8 Responses to “terror” and “nuclear” options for transportation demand management (comment of the week)

  1. Herbie April 19, 2011 at 8:39 pm #

    The TDM campaign of terror is a real phenomenon. Prior to the 2-year shutdown of 8 miles of I-64 in 2008, St. Louis had politicians and retired traffic engineers saying “…MoDOT is going to unleash the worst economic damage that this community could ever suffer, one of the worst public health crisis…” As it turned out, traffic for the first few months for many commuters was better than before the shutdown.
    http://urbanreviewstl.com/2008/01/highway-40-closure-much-ado-about-nothin/

  2. Wad April 19, 2011 at 10:29 pm #

    The TDM campaign of terror also was demonstrated to great effect in Los Angeles in 1984 during the Olympic Games.
    L.A. was still in the middle of the all-bus period in 1984, so whatever mass transit solution to the traffic crisis the Olympics caused had to come in bus form.
    Bus patronage soared, and the traffic armageddon never materialized. Traffic actually flowed better during the Olympics.
    And the man tasked with carrying out the operations of Olympics bus service is back in L.A. as Metro’s CEO. (He had started his transit career as a bus driver).

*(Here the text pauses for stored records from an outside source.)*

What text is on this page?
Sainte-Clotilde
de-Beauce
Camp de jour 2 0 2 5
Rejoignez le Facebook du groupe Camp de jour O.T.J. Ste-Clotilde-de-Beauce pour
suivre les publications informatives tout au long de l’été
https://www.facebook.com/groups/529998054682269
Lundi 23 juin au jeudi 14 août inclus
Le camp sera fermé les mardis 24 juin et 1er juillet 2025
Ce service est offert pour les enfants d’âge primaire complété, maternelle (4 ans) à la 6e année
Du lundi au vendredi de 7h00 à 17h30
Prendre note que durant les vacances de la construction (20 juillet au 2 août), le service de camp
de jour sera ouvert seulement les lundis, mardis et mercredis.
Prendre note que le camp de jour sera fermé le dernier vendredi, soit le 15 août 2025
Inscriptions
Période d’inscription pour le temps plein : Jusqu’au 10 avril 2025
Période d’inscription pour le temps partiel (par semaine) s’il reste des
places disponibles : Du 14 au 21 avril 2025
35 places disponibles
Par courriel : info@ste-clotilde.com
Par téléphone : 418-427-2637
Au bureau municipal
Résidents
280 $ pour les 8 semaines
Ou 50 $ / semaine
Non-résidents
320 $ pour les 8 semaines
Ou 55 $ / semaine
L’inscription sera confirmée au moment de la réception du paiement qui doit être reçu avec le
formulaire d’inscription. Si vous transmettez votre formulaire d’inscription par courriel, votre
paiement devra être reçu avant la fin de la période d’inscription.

  3. EngineerScotty April 19, 2011 at 11:10 pm #

    Terror worked well in Portland, during a recent repair project on the Interstate (I-5) Bridge between Portland and Vancouver WA. The work required that one of the two three-lane bridges be closed, leaving three lanes to handle two directions of freeway traffic. ODOT and WSDOT went public with how horrible things might be, and configured the open carriageway as 2/1, with the center lane being reversed in rush hour.
    Traffic, of course, flowed smoothly during the project.
    This was a short-term project, not a multi-year shutdown, so some commuters found the construction a good excuse to go on vacation–but some people who normally drive made other arrangements–worked from home, worked different hours, used transit.
    Of course, nowadays the same departments of transportation want to build a 10-lane behemoth to replace the Interstate Bridge…

  4. Nicholas Barnard April 19, 2011 at 11:13 pm #

    Terror has worked well in Seattle as well on a repair project on I-5. A couple of years ago AFAIK. It was a several week shut down, so it might’ve had some vacation time used etc..

  5. John April 20, 2011 at 5:51 am #

    The terror method has worked well in Chicago too, but only for two to three weeks before people catch on and return to previous levels of congestion.

  6. Jimmy April 20, 2011 at 6:30 am #

    I agree with Nicholas Barnard, it was shocking how little traffic there was after they shut down most of the lanes on I-5N south of downtown.

  7. Alex B. April 20, 2011 at 6:33 am #

    Another terror case was during the reconstruction of the I-95 interchange in Springfield, VA, just outside of DC. Known as the ‘Mixing Bowl,’ the terror campaign was so successful in reducing traffic that it knocked demand back to low enough levels that the project re-build wouldn’t have been needed (on the demand side, at least – there was still much needed structural work).

  8. Tom April 20, 2011 at 9:17 am #

    Exact same thing happened with the Vancouver Olympics last year. Transit use soared and people who were still driving reported less traffic and more parking availability downtown.